I’m black and a naturalised British citizen so only moved to England 12 years ago and I get asked this and can’t take offence as it’s just part of having a conversation, neither does DH as we still obviously have an accent.
Our children were born in England and they’ve never been to our home country though obviously they’re black but have a British accent and I remember visiting the US and when my daughter was speaking to someone, they asked if she was from England as she had a British accent. If she likes, she can talk about where her parents are from, etc.
What could obviously be offensive is if you ask my daughter for example where she’s from and she says ‘England’ and you start quizzing her further like expecting that someone who’s black can’t be just British.

Gymmum82 · 25/06/2023 07:50

It’s just normal conversation. I work with people from all over the world and will ask where they are from. I’ll also ask where abouts in said country they are from. Not because I’m racist. Because I’m interested and love to travel and if I happen to be in said city I’ll think ‘oh x said they were from there. I’ll ask them for recommendations of places to go etc’
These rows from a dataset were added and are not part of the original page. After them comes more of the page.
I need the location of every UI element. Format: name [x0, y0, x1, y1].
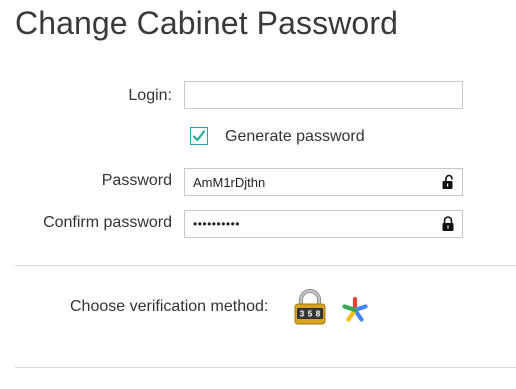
password-input[interactable] — [184, 168, 463, 196]
padlock-code-icon[interactable]: 3 5 8 — [292, 289, 328, 325]
generate-password-checkbox[interactable] — [190, 127, 208, 145]
confirm-password-label: Confirm password — [43, 214, 172, 231]
divider-bottom — [15, 367, 516, 368]
verification-method-label: Choose verification method: — [70, 298, 269, 315]
padlock-digit: 3 — [300, 309, 305, 318]
login-input[interactable] — [184, 81, 463, 109]
checkmark-icon — [192, 130, 206, 142]
lock-icon[interactable] — [441, 216, 455, 232]
page-title: Change Cabinet Password — [15, 5, 398, 41]
padlock-digit: 5 — [308, 309, 313, 318]
confirm-password-input[interactable] — [184, 210, 463, 238]
divider-top — [15, 265, 516, 266]
padlock-digit: 8 — [316, 309, 321, 318]
generate-password-label: Generate password — [225, 128, 365, 145]
login-label: Login: — [128, 87, 172, 104]
google-authenticator-icon[interactable] — [341, 296, 369, 324]
unlock-icon[interactable] — [441, 174, 455, 190]
password-label: Password — [101, 172, 172, 189]
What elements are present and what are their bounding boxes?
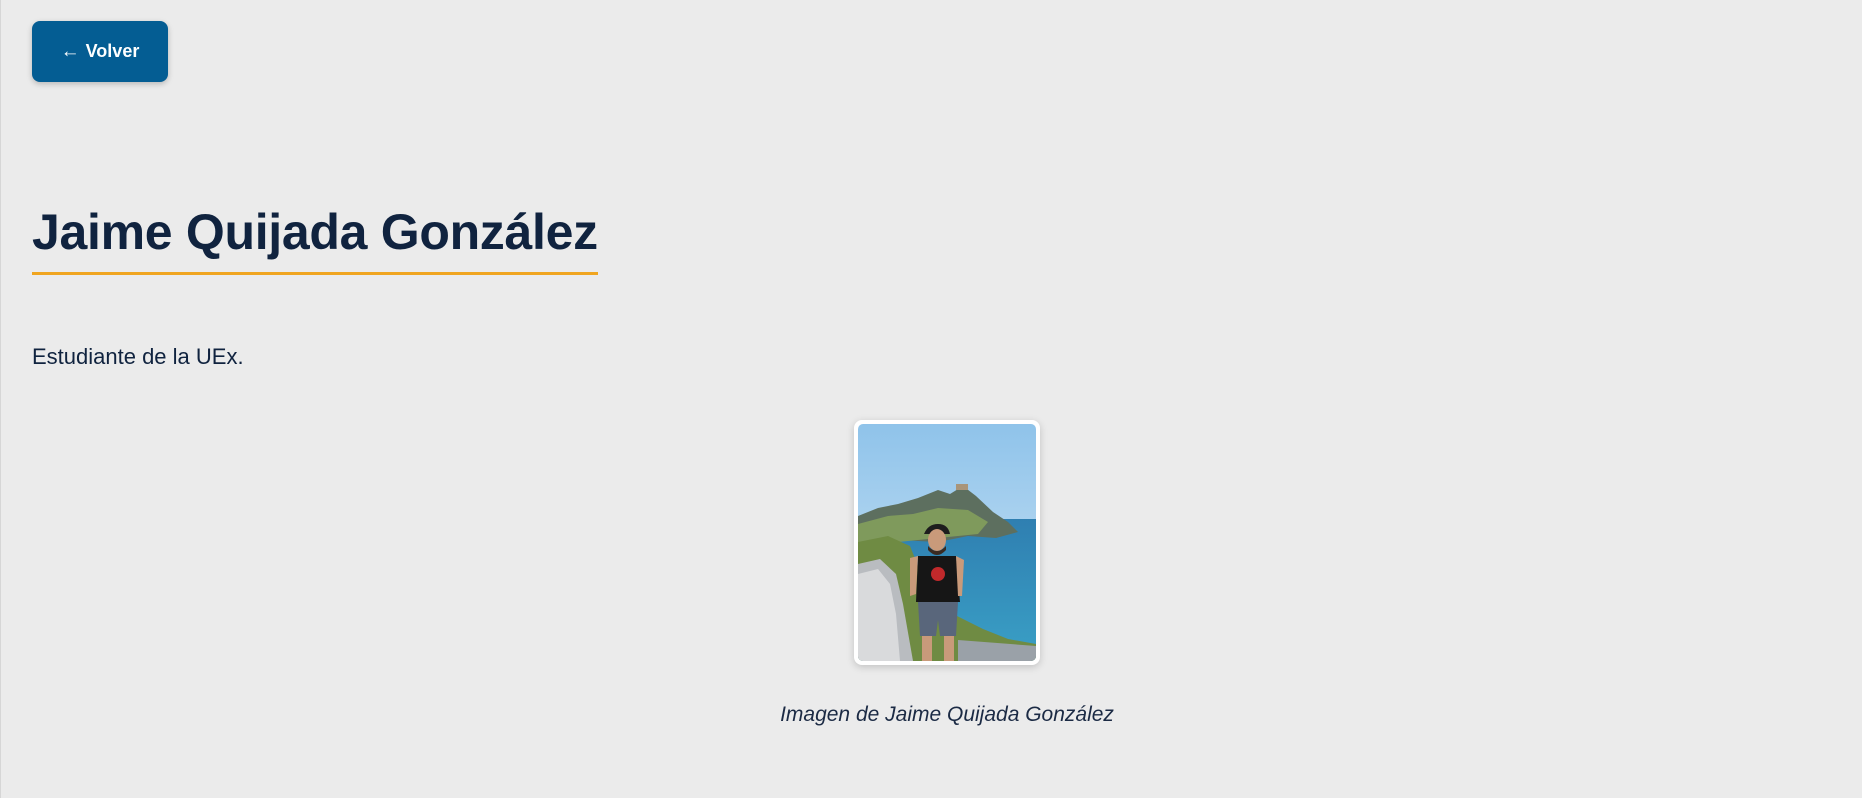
- back-button-label: Volver: [85, 41, 140, 61]
- back-button[interactable]: ← Volver: [32, 21, 168, 82]
- profile-photo-frame: [854, 420, 1040, 665]
- page-title: Jaime Quijada González: [32, 200, 598, 275]
- image-caption: Imagen de Jaime Quijada González: [780, 703, 1114, 726]
- profile-description: Estudiante de la UEx.: [32, 344, 244, 369]
- back-arrow-icon: ←: [60, 40, 80, 62]
- profile-photo: [858, 424, 1036, 661]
Christ you can’t even have a conversation these days without someone getting offended. It’s really tiresome

Copasetic · 25/06/2023 07:53

I am white, have only lived in one town and have an uninteresting accent so no one would ever ask me this question. However I might ask someone with an unusual accent if they were white. I would never ask someone with dark skin as this would be opening up a whole can of worms as your husband proved.

Ragged · 25/06/2023 07:53

ps: in my culture, asking what people do for a living happens constantly, it's considered a harmless getting-to-know you question. We talk about our jobs like British people talk about the weather. I find it weird that British people ask about your job so rarely.

Isn't there something in far east about asking everyone their age, and then the pronouns change once they know if you are older or younger, because age difference is important part of social relationships and needs to be determined for any conversation that lasts more than 3 minutes.
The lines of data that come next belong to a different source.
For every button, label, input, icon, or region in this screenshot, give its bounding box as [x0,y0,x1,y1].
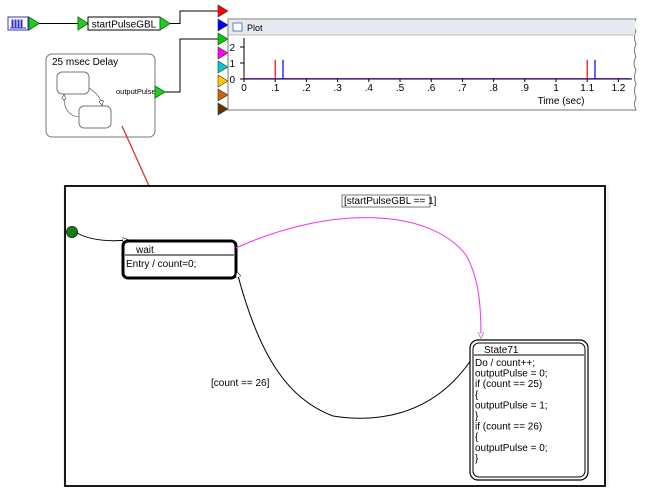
plot-input-port-2[interactable] [217,18,229,32]
plot-input-port-3[interactable] [217,32,229,46]
gbl-input-port[interactable] [77,16,89,31]
plot-x-tick-label: 1.2 [611,83,625,94]
plot-x-tick-label: .4 [365,83,374,94]
plot-x-tick-label: .2 [302,83,311,94]
wait-state[interactable]: wait Entry / count=0; [121,239,238,280]
plot-x-tick-label: 1 [553,83,559,94]
transition-top-label[interactable]: [startPulseGBL == 1] [344,196,437,207]
state71-code-line: Do / count++; [475,358,535,369]
plot-y-tick-label: 2 [229,43,235,54]
state71-name: State71 [484,345,519,356]
plot-x-tick-label: 0 [241,83,247,94]
delay-block[interactable]: 25 msec Delay outputPulse [45,53,166,138]
gbl-output-port[interactable] [159,16,171,31]
plot-x-tick-label: .1 [271,83,280,94]
plot-x-tick-label: .6 [427,83,436,94]
plot-input-port-1[interactable] [217,4,229,18]
state71[interactable]: State71 Do / count++;outputPulse = 0;if … [469,339,589,481]
start-pulse-gbl-block[interactable]: startPulseGBL [77,16,171,31]
delay-state-top [56,71,90,95]
wait-state-name: wait [135,245,154,256]
wire-delay-to-plot [165,38,218,93]
plot-x-tick-label: .5 [396,83,405,94]
delay-state-bottom [78,105,112,129]
delay-output-label: outputPulse [116,87,156,96]
plot-window-icon [232,22,243,32]
transition-bottom-label[interactable]: [count == 26] [211,378,270,389]
plot-input-ports [217,4,229,116]
plot-window[interactable]: Plot 2 1 00 .1 .2 .3 .4 .5 .6 .7 .8 .9 1 1.1 1.2 Time … [227,18,637,111]
state71-code: Do / count++;outputPulse = 0;if (count =… [475,358,548,464]
gbl-label: startPulseGBL [92,20,157,31]
initial-state-node[interactable] [66,226,78,238]
diagram-canvas: startPulseGBL 25 msec Delay outputPulse … [7,4,637,487]
plot-x-axis-label: Time (sec) [538,96,585,107]
state71-code-line: outputPulse = 0; [475,443,548,454]
state71-code-line: if (count == 25) [475,379,542,390]
plot-x-tick-label: 1.1 [580,83,594,94]
plot-input-port-7[interactable] [217,88,229,102]
plot-input-port-6[interactable] [217,74,229,88]
source-output-port[interactable] [28,16,40,31]
state71-code-line: outputPulse = 0; [475,369,548,380]
plot-y-tick-label: 1 [229,59,235,70]
state71-code-line: if (count == 26) [475,422,542,433]
plot-x-tick-label: .8 [489,83,498,94]
pulse-source-block[interactable] [7,16,40,31]
wait-state-action: Entry / count=0; [126,259,196,270]
plot-input-port-5[interactable] [217,60,229,74]
plot-title: Plot [247,23,263,33]
state71-code-line: outputPulse = 1; [475,400,548,411]
wire-gbl-to-plot [170,10,218,24]
delay-block-title: 25 msec Delay [52,57,118,68]
plot-input-port-4[interactable] [217,46,229,60]
plot-x-tick-label: .7 [458,83,467,94]
plot-x-tick-label: .3 [333,83,342,94]
plot-titlebar[interactable] [229,20,635,35]
plot-x-tick-label: .9 [521,83,530,94]
plot-y-tick-label: 0 [229,75,235,86]
plot-input-port-8[interactable] [217,102,229,116]
delay-output-port[interactable] [154,85,166,99]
Justroundthecorner · 25/06/2023 07:53

When you ask

Where are you from?

you are really saying

you are not from here.

’here’ can mean Village, or City, or Regional Area. Or country.

Accent, dialect and regional language are all used to include. Think about Mumsnet. There is language on here particular to MN - that’s why people start threads with ‘penis beaker, cutted up pear, elderly Korean lady.’ It’s a way of saying ‘I am one of you.’

The flip side of that is language and accent and sadly yes skin colour is also used to exclude.

But people won’t see it. Until it is them wearily answering seven times a day they were born here.

continentallentil · 25/06/2023 07:54

I wouldn’t ask as a rule because it’s not if my business, but it sounds like the two of them were just trying to build a rapport. If you don’t have UK accents, I don’t think there’s any reason to think it’s racism - it was just part of a broader conversation.

Qilin · 25/06/2023 07:55

youveturnedupwelldone · 25/06/2023 07:46

Asking where someone is from is a well recognised racist micro aggression. Waste of time trying to discuss it on AIBU tho!

It can be, yes. Hence why I wouldn't ask the question to some people.

It isn't always though and is often just a normal, small talk, type question asked to anyone who you don't know what born/lived local. And it isn't something only asked by people here, it's a world wide used small talk/introduction/getting to know you type comment.